Что касается скалолазания, то Барни, обуреваемый тягой ко всевозможным физическим упражнениям, преуспел значительно, даже чрезвычайно, и скоро – скачком – перестал быть новичком на вертикали. Через полгода они прилично натренировались, практически все маршруты парка Йосемити стали им доступны, и Максим стал задумываться о каких-нибудь более героических альпинистских походах. Максим записался вольнослушателем на два курса кинофакультета. Теперь он два раза в неделю по вечерам встречался с Барни в чашеобразной аудитории колледжа на сценарном и режиссерском начальных классах, которые Барни посещал в этом году повторно, потому что хотел улучшить финальную оценку.
Постепенно Максим втянулся и на тройки сумел пройти первые тесты. Он даже стал подумывать о том, какой сценарий в конце семестра сдаст преподавателю. И удивился, когда обнаружил, что в голове у него стали возникать идеи. На художественное повествование они никак не тянули, но два или три сюжета – из области истории науки и альпинизма – его увлекли всерьез. Его всегда занимала драма знаменитых восходителей 1930–1950-х годов братьев Абалаковых. Драма их соперничества, начавшаяся с трагического восхождения на Хан-Тенгри, царя Тянь-Шаньского неба, послужила источником целого дерева легенд и мифов, рассказывавшихся под сурдинку в мире советского альпинизма.
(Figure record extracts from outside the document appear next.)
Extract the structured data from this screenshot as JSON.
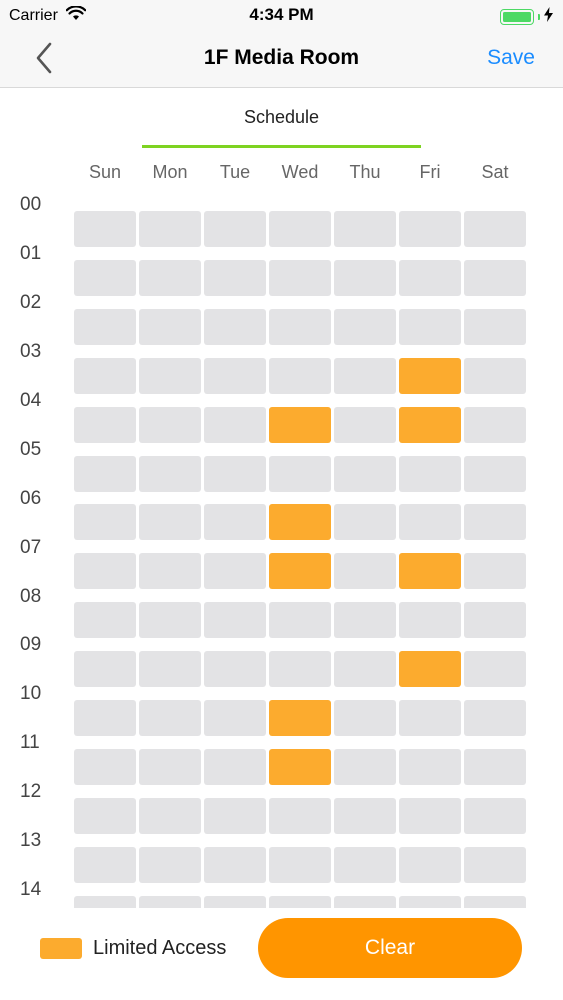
{
  "status_bar": {
    "carrier": "Carrier",
    "time": "4:34 PM",
    "battery_icon": "battery-full-icon",
    "wifi_icon": "wifi-icon",
    "charging_icon": "charging-bolt-icon"
  },
  "nav": {
    "title": "1F Media Room",
    "save_label": "Save",
    "back_icon": "chevron-left-icon"
  },
  "tabs": [
    {
      "label": "Schedule",
      "selected": true
    }
  ],
  "days": [
    "Sun",
    "Mon",
    "Tue",
    "Wed",
    "Thu",
    "Fri",
    "Sat"
  ],
  "hours": [
    "00",
    "01",
    "02",
    "03",
    "04",
    "05",
    "06",
    "07",
    "08",
    "09",
    "10",
    "11",
    "12",
    "13",
    "14"
  ],
  "schedule": {
    "visible_rows": 15,
    "limited_cells": [
      {
        "row": 3,
        "day": "Fri"
      },
      {
        "row": 4,
        "day": "Wed"
      },
      {
        "row": 4,
        "day": "Fri"
      },
      {
        "row": 6,
        "day": "Wed"
      },
      {
        "row": 7,
        "day": "Wed"
      },
      {
        "row": 7,
        "day": "Fri"
      },
      {
        "row": 9,
        "day": "Fri"
      },
      {
        "row": 10,
        "day": "Wed"
      },
      {
        "row": 11,
        "day": "Wed"
      }
    ]
  },
  "legend": {
    "label": "Limited Access"
  },
  "clear_label": "Clear",
  "colors": {
    "accent_blue": "#1a8cff",
    "limited_orange": "#fcab2e",
    "clear_button": "#ff9500",
    "empty_cell": "#e3e3e5",
    "tab_underline": "#7ed321",
    "battery_green": "#4cd964"
  }
}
Юношеские впечатления об этих историях остались для Максима воспоминаниями о битве титанов, равно как и никуда не делось желание когда-нибудь побывать на Хан-Тенгри – горе, которая для молодых альпинистов находилась в ряду заветных вершин.
Барни бредил кино нешуточно. Он мог бы водить экскурсии и показывать, в каких фильмах где и что снималось. Он знал все крыши города, с которых открывался вид, запечатленный в истории кино.
Действительность воспринималась Барни всерьез лишь постольку, поскольку она была пригодна или уже употреблялась кинокамерой в качестве пищи.
Город для него просвечивал сквозь несколько кинопленок сразу, ракурсы тех или иных ландшафтов перечитывались через объективы знаменитых и не очень фильмов. Глядя на погоню в «Основном инстинкте», снятую в совершенно противоположных концах города и смонтированную в единую преследовательскую линию, Барни морщился – при смене плана или когда «Форд-Мустанг» взлетал на гребень одного холма, а в следующем кадре слетал с гребня другого, совсем в ином районе города.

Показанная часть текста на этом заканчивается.